The competition is getting more intense with each renewal too.

The Michael Fitzmaurice Memorial Cup is played for in the south and is named after a character that scored a last-gasp title-winning goal for Killeedy in the Limerick SHC final of 1980.

Interestingly, Fitzmaurice’s brothers, Willy and Paudie, played for Limerick’s seniors with the latter an All-Ireland SHC winner in 1973.

In Leinster, the teams challenge each other for the right to lift The Alfie Hickey Memorial Cup.

Ultimately, though, it is each player’s dream to line-up on All-Ireland Club Junior B Hurling Championship final Sunday, days prior to the St Patrick’s Day senior carnival at Croker.

“All-Ireland final-day in Killeedy is always quite special,” Magner stated. “We’ve had GAA Presidents regularly present the trophy to the winning captain and it’s a great day out for everybody involved.

“That journey starts all over again this weekend and for one team early next year they’ll collect the cup next March and always have that memory.

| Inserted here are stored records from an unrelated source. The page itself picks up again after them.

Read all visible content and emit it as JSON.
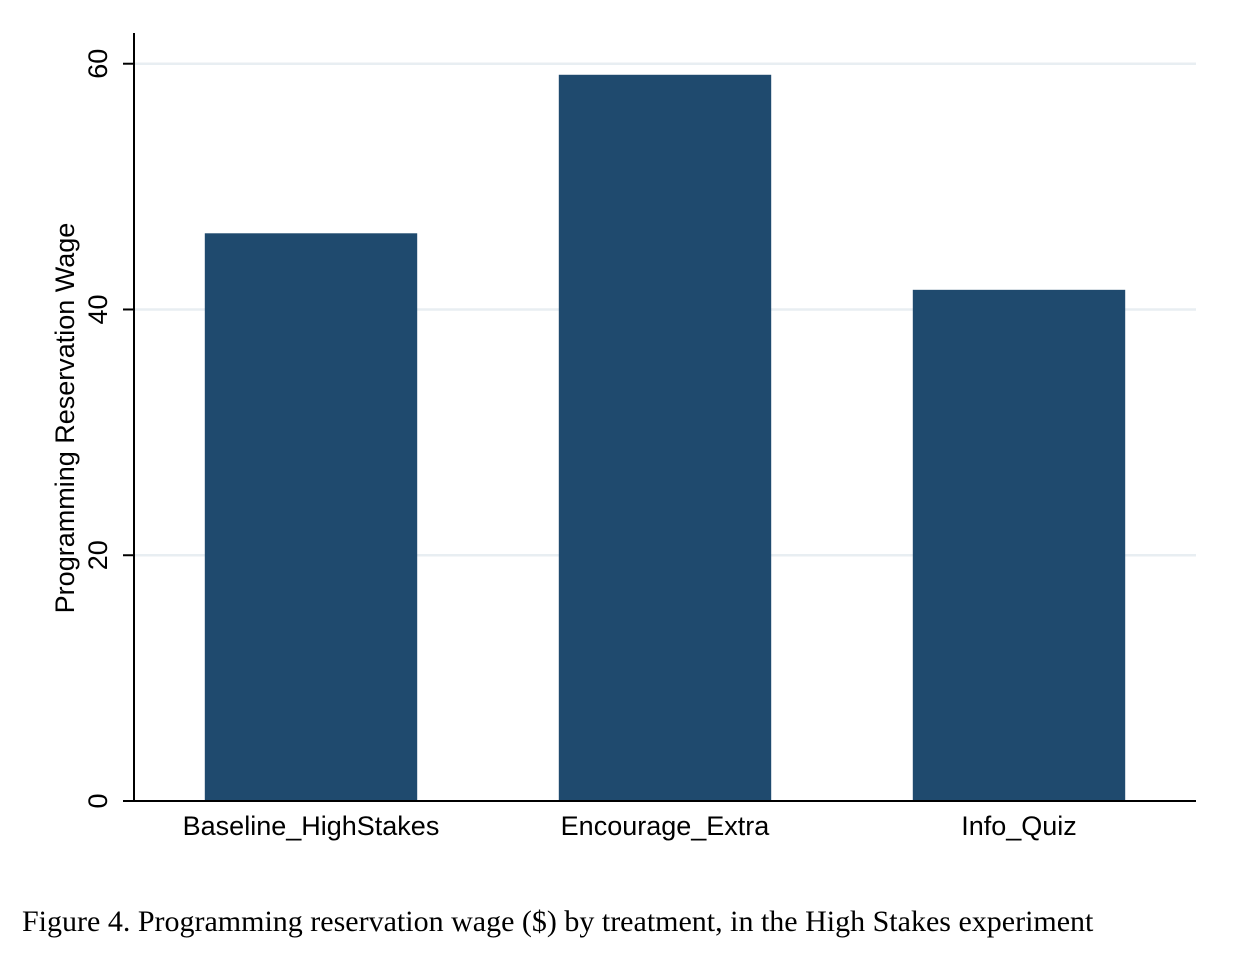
{
  "chart_data": {
    "type": "bar",
    "categories": [
      "Baseline_HighStakes",
      "Encourage_Extra",
      "Info_Quiz"
    ],
    "values": [
      46.2,
      59.1,
      41.6
    ],
    "title": "",
    "xlabel": "",
    "ylabel": "Programming Reservation Wage",
    "ylim": [
      0,
      62.5
    ],
    "yticks": [
      0,
      20,
      40,
      60
    ],
    "grid": true,
    "bar_color": "#1f4a6e",
    "grid_color": "#e8eef2"
  },
  "caption": "Figure 4.  Programming reservation wage ($) by treatment, in the High Stakes experiment"
}
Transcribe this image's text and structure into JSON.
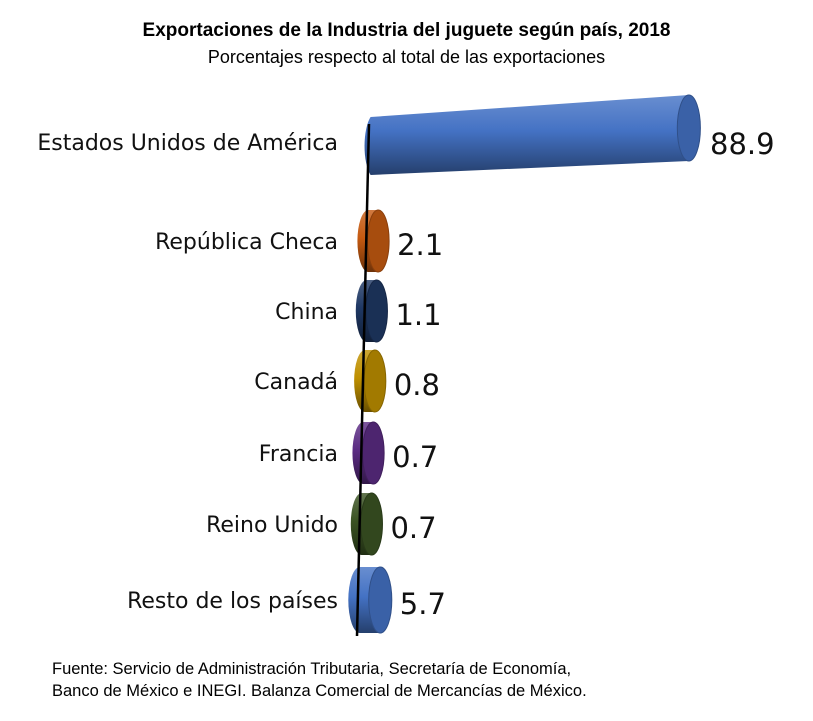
{
  "chart_data": {
    "type": "bar",
    "orientation": "horizontal",
    "style": "3d-cylinder",
    "title": "Exportaciones de la Industria del juguete según país, 2018",
    "subtitle": "Porcentajes respecto al total de las exportaciones",
    "xlabel": "",
    "ylabel": "",
    "xlim": [
      0,
      100
    ],
    "grid": false,
    "legend": null,
    "categories": [
      "Estados Unidos de América",
      "República Checa",
      "China",
      "Canadá",
      "Francia",
      "Reino Unido",
      "Resto de los países"
    ],
    "values": [
      88.9,
      2.1,
      1.1,
      0.8,
      0.7,
      0.7,
      5.7
    ],
    "value_labels": [
      "88.9",
      "2.1",
      "1.1",
      "0.8",
      "0.7",
      "0.7",
      "5.7"
    ],
    "colors": [
      "#4472C4",
      "#C55A11",
      "#1F3864",
      "#BF9000",
      "#5B2C83",
      "#3B5323",
      "#4472C4"
    ]
  },
  "source": {
    "line1": "Fuente: Servicio de Administración Tributaria, Secretaría de Economía,",
    "line2": "Banco de México e INEGI. Balanza Comercial de Mercancías de México."
  }
}
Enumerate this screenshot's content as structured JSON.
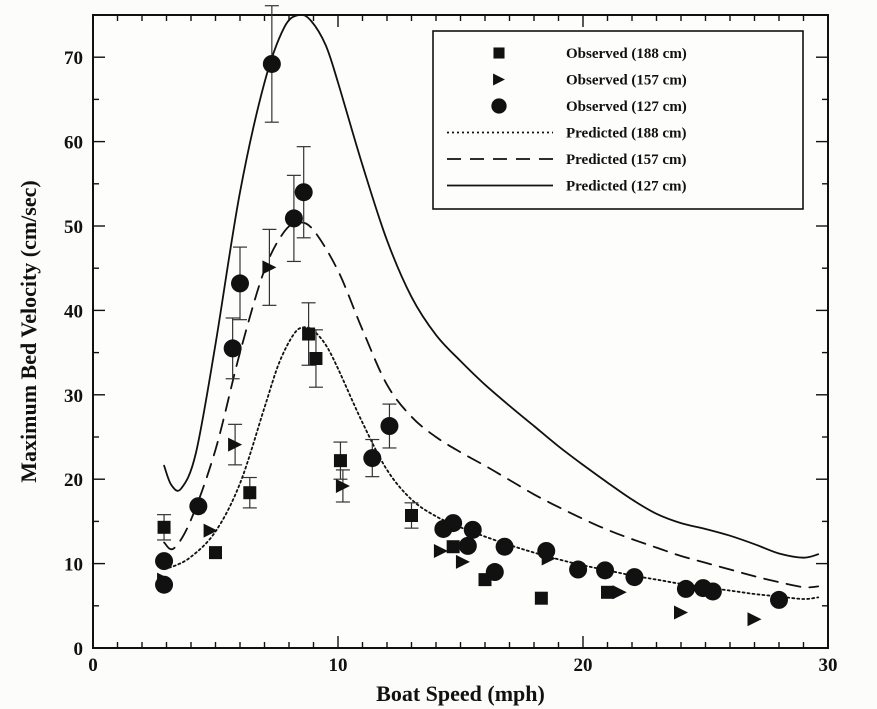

“We’re just delighted we’ve been able to develop this competition and hopefully we can enhance it further as the years go by.

“We are extremely fortunate that Canning Hurleys, Joe, Ollie and co, are sponsoring the competition too.

“The Cannings are being really supportive of this and we are thankful to them for that.

“And we firmly believe the entire competition can continue to thrive and expand in time,” Magner added.